Adding vinegar will allow the freebase to convert to the acetate salt which will be able to dissolve much better in polar solvents like water and alcohol. The advantage of alcohol and vinegar is also preservation/conservation but they need to have a certain minimum concentration. Best is to make the alcoholic portion 20% of the total volume or more. Excess of vinegar is unnecessary and not ideal as a preservative, it will also make it relatively nasty.

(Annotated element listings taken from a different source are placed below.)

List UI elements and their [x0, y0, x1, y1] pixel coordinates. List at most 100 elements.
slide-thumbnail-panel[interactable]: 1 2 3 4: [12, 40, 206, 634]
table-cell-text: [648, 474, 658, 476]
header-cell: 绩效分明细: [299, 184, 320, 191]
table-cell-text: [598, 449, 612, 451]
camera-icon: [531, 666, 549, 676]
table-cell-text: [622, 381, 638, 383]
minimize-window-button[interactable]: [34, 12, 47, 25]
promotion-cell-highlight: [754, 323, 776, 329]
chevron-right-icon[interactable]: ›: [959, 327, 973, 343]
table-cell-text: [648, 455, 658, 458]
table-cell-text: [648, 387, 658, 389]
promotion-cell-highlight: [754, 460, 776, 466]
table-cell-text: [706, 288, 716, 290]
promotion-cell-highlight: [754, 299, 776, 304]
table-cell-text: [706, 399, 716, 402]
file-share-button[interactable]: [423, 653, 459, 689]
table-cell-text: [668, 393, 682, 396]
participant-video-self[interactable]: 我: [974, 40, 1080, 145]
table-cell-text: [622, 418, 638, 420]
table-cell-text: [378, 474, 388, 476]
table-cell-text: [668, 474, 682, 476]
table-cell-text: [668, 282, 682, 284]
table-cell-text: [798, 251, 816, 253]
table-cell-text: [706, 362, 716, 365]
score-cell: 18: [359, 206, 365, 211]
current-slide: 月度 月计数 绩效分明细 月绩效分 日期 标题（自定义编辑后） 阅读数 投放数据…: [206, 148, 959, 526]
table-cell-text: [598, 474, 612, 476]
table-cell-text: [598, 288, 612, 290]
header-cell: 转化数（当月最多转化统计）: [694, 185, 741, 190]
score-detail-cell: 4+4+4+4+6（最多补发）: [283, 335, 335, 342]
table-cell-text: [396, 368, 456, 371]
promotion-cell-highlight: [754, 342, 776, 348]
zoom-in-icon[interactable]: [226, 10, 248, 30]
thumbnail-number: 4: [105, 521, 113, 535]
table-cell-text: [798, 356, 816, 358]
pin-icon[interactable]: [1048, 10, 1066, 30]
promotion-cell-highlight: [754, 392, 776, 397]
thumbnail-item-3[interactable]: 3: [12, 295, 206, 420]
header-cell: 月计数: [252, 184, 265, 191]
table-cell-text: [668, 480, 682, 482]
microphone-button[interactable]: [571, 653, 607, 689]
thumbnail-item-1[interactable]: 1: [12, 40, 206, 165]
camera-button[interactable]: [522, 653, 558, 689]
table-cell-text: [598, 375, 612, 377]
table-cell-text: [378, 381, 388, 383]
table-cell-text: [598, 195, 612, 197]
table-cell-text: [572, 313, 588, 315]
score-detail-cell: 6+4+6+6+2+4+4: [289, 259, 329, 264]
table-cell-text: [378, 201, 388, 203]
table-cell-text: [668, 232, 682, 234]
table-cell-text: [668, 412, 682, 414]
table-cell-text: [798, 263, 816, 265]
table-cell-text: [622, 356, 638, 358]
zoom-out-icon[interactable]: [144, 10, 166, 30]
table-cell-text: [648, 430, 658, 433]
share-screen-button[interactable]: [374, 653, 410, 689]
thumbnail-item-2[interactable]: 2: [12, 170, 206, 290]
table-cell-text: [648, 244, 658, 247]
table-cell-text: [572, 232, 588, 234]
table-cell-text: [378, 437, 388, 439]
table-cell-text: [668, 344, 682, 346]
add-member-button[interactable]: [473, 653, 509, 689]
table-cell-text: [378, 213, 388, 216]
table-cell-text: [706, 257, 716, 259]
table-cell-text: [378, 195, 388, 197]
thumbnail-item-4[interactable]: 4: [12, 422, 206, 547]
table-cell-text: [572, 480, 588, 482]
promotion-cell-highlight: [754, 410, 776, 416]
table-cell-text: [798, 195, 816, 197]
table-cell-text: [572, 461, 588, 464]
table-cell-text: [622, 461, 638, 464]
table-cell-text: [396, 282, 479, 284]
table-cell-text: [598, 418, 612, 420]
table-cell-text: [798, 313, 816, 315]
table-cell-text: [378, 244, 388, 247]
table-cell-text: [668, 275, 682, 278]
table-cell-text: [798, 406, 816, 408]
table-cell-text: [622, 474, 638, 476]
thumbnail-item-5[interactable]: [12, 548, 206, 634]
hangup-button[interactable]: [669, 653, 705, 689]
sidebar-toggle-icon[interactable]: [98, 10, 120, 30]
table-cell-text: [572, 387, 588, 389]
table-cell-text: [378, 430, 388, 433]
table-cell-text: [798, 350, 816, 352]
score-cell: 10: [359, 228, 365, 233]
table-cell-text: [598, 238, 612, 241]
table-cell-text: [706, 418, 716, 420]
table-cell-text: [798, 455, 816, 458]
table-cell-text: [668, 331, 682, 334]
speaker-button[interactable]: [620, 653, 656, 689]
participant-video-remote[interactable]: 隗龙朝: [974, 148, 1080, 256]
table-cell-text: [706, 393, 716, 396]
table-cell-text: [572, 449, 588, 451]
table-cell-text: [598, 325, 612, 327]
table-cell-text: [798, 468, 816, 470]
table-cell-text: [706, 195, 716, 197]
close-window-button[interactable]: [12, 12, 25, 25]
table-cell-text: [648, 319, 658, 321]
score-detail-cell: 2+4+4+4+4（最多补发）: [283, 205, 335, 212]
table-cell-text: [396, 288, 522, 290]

I don't think it's wise to try and lay blotter yourself. That kind of dosing method is sensitive to errors and drops are not an accurate volume to measure. Instead of a concentrated 5 mg/ml you can make it 1 mg/ml instead and use volumetric measurement with an oral syringe to measure doses to swoosh around in your mouth. Creating a concentrated liquid to administer intranasally is also possible but you should really do your homework on that kind of thing to make sure you are not overdosing.
It's safer to make it so that an average dose is 4 or 5 volumes administered by nose than trying to make it into 1 single unit. That way you can start lower. You can dilute a preparation as well to be able to gauge the strength of your preparation.